Fig. 1: SAA is associated with outcomes in aHCC patients treated with anti-PD-1.

a Fifteen biomarkers are selected for differentiating PD and NPD patients treated with the anti-PD-1 monotherapy using the ROC curves and the corresponding AUC values. The data reveals that baseline blood SAA had the highest value (AUC: 0.848) in predicting tumor response under the RECIST (v.1.1) criteria. n = 52 patients. b The pre-therapeutic cytoplasmic expression of SAA is significantly higher in PD patients (n = 4) than NPD patients (n  = 5) using the mIHC analysis. c The histogram shows that the percentage of SAA-positive cells in PD patients’ tissue samples is remarkably elevated than in NPD patients. d SAA expression levels in matched circulating and tissue samples from aHCC patients (n = 103) by using the Latex Enhanced Immunoturbidimetric Method and IHC, respectively.
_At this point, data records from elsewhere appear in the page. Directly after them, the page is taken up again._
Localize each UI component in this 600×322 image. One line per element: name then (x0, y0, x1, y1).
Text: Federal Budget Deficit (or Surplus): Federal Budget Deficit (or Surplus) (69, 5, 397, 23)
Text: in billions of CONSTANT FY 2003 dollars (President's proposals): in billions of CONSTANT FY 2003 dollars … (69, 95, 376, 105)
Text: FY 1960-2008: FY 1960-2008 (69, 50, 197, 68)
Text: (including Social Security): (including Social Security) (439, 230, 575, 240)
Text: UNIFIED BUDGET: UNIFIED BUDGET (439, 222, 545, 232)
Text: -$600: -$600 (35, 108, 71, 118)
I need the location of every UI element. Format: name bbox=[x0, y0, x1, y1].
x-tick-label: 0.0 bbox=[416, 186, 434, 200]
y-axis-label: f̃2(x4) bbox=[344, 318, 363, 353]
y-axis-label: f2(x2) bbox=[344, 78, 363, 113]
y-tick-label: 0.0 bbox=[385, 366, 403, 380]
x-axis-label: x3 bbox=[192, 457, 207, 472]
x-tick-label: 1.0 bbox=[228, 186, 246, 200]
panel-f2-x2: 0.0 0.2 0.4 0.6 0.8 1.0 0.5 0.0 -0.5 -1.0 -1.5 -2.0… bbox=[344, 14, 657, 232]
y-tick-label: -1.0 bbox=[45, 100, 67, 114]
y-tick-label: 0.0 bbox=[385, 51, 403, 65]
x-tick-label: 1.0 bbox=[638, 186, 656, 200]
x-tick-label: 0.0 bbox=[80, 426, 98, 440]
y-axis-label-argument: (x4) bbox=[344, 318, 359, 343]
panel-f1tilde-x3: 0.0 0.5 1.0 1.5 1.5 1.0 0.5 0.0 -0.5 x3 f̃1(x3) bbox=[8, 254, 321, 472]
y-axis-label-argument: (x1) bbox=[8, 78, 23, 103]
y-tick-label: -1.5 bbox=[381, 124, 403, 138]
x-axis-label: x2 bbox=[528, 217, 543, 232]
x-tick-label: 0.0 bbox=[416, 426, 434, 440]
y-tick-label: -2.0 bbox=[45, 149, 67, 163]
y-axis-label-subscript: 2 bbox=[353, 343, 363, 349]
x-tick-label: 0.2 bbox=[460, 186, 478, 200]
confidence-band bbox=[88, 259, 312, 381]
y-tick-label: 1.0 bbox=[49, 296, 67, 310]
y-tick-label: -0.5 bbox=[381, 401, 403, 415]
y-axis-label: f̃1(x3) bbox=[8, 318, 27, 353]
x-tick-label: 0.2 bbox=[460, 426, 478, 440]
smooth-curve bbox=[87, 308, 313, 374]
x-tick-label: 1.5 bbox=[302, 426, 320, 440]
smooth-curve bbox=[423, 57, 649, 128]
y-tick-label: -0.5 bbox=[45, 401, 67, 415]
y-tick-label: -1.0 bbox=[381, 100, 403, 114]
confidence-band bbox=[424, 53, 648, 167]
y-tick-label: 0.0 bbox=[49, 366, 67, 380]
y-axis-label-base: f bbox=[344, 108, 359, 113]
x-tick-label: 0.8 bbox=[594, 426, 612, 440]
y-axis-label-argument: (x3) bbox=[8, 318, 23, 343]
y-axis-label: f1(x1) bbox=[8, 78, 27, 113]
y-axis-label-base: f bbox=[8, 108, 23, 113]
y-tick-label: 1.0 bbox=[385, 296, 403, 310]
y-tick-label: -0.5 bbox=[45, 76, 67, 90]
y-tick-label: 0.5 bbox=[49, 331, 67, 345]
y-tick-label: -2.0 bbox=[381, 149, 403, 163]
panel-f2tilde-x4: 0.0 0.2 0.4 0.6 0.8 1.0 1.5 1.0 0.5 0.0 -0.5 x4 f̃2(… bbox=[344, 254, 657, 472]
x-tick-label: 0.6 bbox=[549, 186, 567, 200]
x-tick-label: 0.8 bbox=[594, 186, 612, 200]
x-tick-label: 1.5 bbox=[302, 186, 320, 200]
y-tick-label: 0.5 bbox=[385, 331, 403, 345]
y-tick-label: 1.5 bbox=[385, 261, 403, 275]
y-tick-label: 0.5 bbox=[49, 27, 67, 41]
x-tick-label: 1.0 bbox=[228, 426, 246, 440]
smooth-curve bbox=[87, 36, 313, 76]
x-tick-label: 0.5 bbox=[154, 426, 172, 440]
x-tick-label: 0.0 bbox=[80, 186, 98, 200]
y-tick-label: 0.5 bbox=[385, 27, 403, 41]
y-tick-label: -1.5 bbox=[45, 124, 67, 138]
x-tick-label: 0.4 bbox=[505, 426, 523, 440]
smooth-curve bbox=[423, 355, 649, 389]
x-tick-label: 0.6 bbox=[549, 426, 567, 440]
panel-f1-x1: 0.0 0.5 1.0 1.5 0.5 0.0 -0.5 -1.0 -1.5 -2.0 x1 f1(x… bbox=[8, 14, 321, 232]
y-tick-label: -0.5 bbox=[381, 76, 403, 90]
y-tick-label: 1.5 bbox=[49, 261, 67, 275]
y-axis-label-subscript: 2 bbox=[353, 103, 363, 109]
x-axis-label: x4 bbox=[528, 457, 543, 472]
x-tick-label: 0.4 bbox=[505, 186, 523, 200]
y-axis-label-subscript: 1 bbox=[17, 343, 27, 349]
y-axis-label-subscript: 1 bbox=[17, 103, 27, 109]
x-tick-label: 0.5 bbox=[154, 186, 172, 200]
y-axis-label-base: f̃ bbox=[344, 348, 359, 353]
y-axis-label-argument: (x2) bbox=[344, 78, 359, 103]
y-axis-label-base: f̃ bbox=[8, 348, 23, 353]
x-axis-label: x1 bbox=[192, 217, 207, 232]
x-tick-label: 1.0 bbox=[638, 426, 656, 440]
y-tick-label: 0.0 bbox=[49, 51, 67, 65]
The Scatter plots show a positive correlation between the levels of peripheral blood SAA and peritumoral SAA expression. e–h Dynamic monitoring of blood SAA indicated that SAA could be a potential biomarker for predicting primary and secondary resistance to PD-1 inhibitors. e A patient with stably low SAA (<20.0 mg/L) has a durable tumor response and favorable clinical outcome of 24 months of progression-free survival. f A patient with pre-treatment high SAA shows disease progression after the anti-PD-1 therapy. g The increase in circulating SAA level is parallel to the progression of HCC in a patient with secondary resistance to the anti-PD-1 inhibitor. h In patients with secondary resistance to PD-1 blockade (n = 10 patients), the blood SAA level is significantly higher than both baseline SAA, and SAA detected at tumor response; in patients with primary resistance (n = 6 patients), there is also a difference between baseline SAA and SAA at tumor assessment. Statistical data presented in this figure show mean ± SEM. ns indicates P > 0.05, *P < 0.05, **P < 0.01 and ***P < 0.001, by two-sided Student’s t test (c and right panel of h), two-sided Pearson correlation analysis (d), or one-way ANOVA (left panel of h). Source data and exact P values are provided as a Source Data file.